高贵公主与异常母后,公主道来,十六岁登后位之谜
2024-09-26 来源:飞速影视
【承接上篇】
母后生得极美,我却觉得她不太正常。
她十六岁的时候,就嫁给了我快六十岁的父皇,从美人到皇后只用了两年的时间。
1
我是我母后唯一的女儿,是中宫唯一的嫡出,是这宫里排名第十的公主,我非常高贵。
我们皇室中人,本就是最为尊贵之人,但我的母后唯独喜欢亲自下厨,还带我与宫女太监一起用膳,还逼我写用膳感悟。
我不理解。
我小时候摔跤了,母后却从来不叫别人把我扶起来,自己也不来扶我,她只会让我自己站起来,久而久之,我也不觉得摔跤有多疼了。
母后特别喜欢做一些下人会干的事情,比如种地。
别家娘娘的宫里,花团锦簇,母后的宫里,菜花齐放,神奇的是,母后种的菜,还挺好吃。
这些倒也罢了,母后还有一点非常奇怪。
这宫里的妃子个个都是笑面虎,对我的母后充满着敌意,可是我的母后却好似毫无所知,天天不是感叹今天摸到了贤妃的小手,就是感慨摸到了哪个才人的小腰,可是明明母后才是这宫里最美的人呀。
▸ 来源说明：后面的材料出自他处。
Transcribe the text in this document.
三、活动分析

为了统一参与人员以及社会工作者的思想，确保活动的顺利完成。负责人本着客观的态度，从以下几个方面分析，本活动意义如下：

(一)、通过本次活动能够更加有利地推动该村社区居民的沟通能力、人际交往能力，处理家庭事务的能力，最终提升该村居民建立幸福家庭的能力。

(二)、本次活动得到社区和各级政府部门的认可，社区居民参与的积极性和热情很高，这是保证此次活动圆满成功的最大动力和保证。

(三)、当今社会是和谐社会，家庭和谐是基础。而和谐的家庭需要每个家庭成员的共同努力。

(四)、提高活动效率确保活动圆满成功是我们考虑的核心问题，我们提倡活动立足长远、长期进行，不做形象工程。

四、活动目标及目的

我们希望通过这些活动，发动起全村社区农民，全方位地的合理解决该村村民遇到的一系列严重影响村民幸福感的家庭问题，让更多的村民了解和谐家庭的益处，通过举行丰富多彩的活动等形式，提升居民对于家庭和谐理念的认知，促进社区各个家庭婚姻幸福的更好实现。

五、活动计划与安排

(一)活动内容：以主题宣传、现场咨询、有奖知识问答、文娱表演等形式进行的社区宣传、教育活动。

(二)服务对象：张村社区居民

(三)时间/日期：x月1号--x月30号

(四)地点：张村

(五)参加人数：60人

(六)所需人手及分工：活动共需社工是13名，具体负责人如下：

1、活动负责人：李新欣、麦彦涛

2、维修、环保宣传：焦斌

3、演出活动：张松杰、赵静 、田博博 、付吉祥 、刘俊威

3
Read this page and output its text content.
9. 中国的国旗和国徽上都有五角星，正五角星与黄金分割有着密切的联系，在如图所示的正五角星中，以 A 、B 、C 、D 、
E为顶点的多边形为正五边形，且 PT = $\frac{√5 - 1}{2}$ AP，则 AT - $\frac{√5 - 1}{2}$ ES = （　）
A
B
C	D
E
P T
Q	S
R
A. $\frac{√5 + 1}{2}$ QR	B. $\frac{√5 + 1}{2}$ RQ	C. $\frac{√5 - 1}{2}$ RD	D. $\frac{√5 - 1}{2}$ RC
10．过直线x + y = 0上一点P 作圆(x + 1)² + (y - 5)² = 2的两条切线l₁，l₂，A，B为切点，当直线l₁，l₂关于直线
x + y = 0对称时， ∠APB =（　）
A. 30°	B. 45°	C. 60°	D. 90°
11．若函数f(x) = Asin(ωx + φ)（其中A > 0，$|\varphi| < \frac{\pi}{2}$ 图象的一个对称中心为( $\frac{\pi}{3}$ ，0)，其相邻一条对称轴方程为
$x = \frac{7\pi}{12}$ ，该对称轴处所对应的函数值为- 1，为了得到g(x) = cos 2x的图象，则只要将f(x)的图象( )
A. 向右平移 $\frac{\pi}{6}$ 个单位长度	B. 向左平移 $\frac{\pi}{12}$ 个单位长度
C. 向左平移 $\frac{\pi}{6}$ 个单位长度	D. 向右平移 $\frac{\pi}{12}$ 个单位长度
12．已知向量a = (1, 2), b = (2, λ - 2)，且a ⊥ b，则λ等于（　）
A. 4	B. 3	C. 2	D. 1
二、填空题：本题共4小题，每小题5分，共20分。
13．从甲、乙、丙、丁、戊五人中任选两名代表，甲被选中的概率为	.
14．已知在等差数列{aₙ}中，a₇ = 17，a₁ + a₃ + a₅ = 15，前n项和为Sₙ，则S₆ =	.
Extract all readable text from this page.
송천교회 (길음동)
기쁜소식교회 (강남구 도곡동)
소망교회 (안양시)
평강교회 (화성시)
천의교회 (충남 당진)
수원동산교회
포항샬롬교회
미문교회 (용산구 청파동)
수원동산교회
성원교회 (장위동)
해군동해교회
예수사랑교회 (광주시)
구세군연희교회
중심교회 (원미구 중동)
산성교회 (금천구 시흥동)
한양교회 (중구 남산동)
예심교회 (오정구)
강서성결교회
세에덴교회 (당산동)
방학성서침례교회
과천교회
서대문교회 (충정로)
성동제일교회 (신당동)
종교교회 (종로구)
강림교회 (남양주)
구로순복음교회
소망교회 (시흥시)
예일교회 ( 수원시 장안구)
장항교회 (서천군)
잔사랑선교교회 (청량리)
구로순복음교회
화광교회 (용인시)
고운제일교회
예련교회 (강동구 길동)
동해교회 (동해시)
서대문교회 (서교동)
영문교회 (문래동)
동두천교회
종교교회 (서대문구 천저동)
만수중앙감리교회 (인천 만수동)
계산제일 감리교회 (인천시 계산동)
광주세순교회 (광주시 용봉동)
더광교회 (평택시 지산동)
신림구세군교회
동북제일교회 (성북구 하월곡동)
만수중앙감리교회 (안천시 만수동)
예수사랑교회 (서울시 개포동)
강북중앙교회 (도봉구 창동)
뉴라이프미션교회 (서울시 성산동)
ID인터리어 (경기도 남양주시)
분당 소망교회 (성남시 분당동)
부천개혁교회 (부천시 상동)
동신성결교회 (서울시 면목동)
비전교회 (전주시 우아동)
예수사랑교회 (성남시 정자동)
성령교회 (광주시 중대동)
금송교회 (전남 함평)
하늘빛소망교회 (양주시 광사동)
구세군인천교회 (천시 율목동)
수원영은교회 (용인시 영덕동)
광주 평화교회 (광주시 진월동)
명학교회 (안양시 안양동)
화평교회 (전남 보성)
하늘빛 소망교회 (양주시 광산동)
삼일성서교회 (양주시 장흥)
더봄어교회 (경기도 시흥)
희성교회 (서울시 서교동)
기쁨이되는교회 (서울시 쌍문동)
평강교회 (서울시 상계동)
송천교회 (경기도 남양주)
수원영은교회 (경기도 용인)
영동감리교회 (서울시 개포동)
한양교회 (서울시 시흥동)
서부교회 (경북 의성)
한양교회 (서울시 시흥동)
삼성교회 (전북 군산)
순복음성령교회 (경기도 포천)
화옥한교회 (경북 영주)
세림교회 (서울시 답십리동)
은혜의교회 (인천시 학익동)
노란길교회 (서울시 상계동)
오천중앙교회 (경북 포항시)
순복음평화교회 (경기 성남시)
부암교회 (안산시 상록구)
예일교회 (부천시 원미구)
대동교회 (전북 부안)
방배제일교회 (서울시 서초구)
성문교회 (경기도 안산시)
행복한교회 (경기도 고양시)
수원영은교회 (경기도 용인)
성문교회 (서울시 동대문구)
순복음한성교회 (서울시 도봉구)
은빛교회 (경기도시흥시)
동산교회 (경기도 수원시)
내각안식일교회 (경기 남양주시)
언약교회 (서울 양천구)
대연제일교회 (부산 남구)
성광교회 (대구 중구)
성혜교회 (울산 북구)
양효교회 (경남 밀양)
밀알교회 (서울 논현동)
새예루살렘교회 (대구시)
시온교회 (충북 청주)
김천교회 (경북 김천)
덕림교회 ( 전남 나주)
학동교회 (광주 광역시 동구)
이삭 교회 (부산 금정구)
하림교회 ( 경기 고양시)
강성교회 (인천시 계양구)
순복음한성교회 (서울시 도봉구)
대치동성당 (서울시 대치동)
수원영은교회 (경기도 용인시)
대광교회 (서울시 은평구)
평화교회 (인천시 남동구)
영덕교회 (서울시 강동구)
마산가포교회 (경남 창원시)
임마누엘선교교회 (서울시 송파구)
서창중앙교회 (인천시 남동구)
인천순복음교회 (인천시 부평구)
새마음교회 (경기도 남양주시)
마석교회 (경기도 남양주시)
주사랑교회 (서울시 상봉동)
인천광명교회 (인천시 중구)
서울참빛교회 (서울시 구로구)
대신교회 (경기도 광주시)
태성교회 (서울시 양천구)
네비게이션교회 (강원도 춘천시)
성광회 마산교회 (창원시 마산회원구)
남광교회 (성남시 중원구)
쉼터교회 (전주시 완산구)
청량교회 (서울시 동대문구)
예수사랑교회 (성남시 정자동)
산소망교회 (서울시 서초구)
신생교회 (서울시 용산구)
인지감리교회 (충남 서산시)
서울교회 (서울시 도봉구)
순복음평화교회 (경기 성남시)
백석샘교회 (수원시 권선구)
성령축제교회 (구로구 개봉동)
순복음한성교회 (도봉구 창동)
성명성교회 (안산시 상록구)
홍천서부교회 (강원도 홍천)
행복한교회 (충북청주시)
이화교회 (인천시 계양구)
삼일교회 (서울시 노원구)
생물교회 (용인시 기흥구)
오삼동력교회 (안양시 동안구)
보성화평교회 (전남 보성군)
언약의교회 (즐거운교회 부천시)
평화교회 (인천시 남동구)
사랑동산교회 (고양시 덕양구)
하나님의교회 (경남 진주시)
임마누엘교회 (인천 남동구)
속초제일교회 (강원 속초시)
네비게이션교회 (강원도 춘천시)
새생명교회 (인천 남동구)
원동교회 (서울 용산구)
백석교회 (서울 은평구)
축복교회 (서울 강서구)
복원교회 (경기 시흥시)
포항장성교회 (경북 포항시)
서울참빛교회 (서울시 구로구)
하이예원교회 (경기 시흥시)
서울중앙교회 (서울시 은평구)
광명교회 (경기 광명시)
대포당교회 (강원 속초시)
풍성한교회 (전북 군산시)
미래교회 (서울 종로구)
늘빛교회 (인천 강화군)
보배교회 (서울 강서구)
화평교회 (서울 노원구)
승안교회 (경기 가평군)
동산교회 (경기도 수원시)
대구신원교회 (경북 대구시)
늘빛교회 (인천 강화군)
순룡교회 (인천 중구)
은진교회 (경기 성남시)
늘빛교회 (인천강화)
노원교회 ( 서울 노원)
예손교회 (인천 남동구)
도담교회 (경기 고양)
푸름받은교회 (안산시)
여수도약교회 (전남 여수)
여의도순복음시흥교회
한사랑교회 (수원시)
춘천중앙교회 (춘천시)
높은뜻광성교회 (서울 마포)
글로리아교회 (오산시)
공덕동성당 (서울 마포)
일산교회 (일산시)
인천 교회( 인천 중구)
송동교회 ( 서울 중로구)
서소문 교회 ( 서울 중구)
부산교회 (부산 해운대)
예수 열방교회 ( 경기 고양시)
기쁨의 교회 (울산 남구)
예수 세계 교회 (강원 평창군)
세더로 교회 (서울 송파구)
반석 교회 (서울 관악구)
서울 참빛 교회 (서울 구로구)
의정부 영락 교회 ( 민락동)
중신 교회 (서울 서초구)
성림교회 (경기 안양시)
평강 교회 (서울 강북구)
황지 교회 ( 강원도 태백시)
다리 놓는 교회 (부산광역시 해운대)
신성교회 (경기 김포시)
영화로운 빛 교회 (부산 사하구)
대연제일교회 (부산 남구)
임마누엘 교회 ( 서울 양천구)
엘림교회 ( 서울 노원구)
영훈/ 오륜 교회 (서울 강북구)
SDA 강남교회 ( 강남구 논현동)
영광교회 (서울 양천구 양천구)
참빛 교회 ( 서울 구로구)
母后虽然长的很美,但是她很少涂脂抹粉,她总是自己鼓捣一些玩意儿,抹在脸上,有一天母后面上罩着块白布样式的东西来哄我睡觉,把我给吓得半死,她却说这是什么护肤品,可以永葆青春。
母后经常倒腾一些我从没有见过的东西,做一些不符合她身份的事情,虽然贵为皇后,我却从未感觉到她属于这个皇宫。
奇怪的是,我的父皇从来没有责怪过母后,也没有阻止过,他会陪母后一起玩一个叫「秋千」的东西,会吃母后做的菜,会经常光顾母后的菜园子,也是我摔倒之后唯一敢把我扶起来的人。
我是我父皇最宠爱的孩子,他早早就替我定了驸马,是几代清流的陆学士家的小神童,我听说过,但我不感兴趣,谁是驸马不重要,重要的是起码我以后不会被送出去和亲了。
这宫里别的皇子公主们都不太喜欢我,却很喜欢我的母后,因为母后经常给那些皇子公主们送些自己编的话本子,我也有,她说这是什么睡前读物。
我却觉得没什么看头,因为母后画的青蛙、山羊、小猪、王子实在是太丑了,尤其是有只山羊,它的头上像顶着新鲜的出恭物,实在是有伤风化。
可宫里的孩子好像都挺喜欢,连已经快弱冠的三皇兄都喜欢,我随手扔了的话本子他当个宝贝要走了。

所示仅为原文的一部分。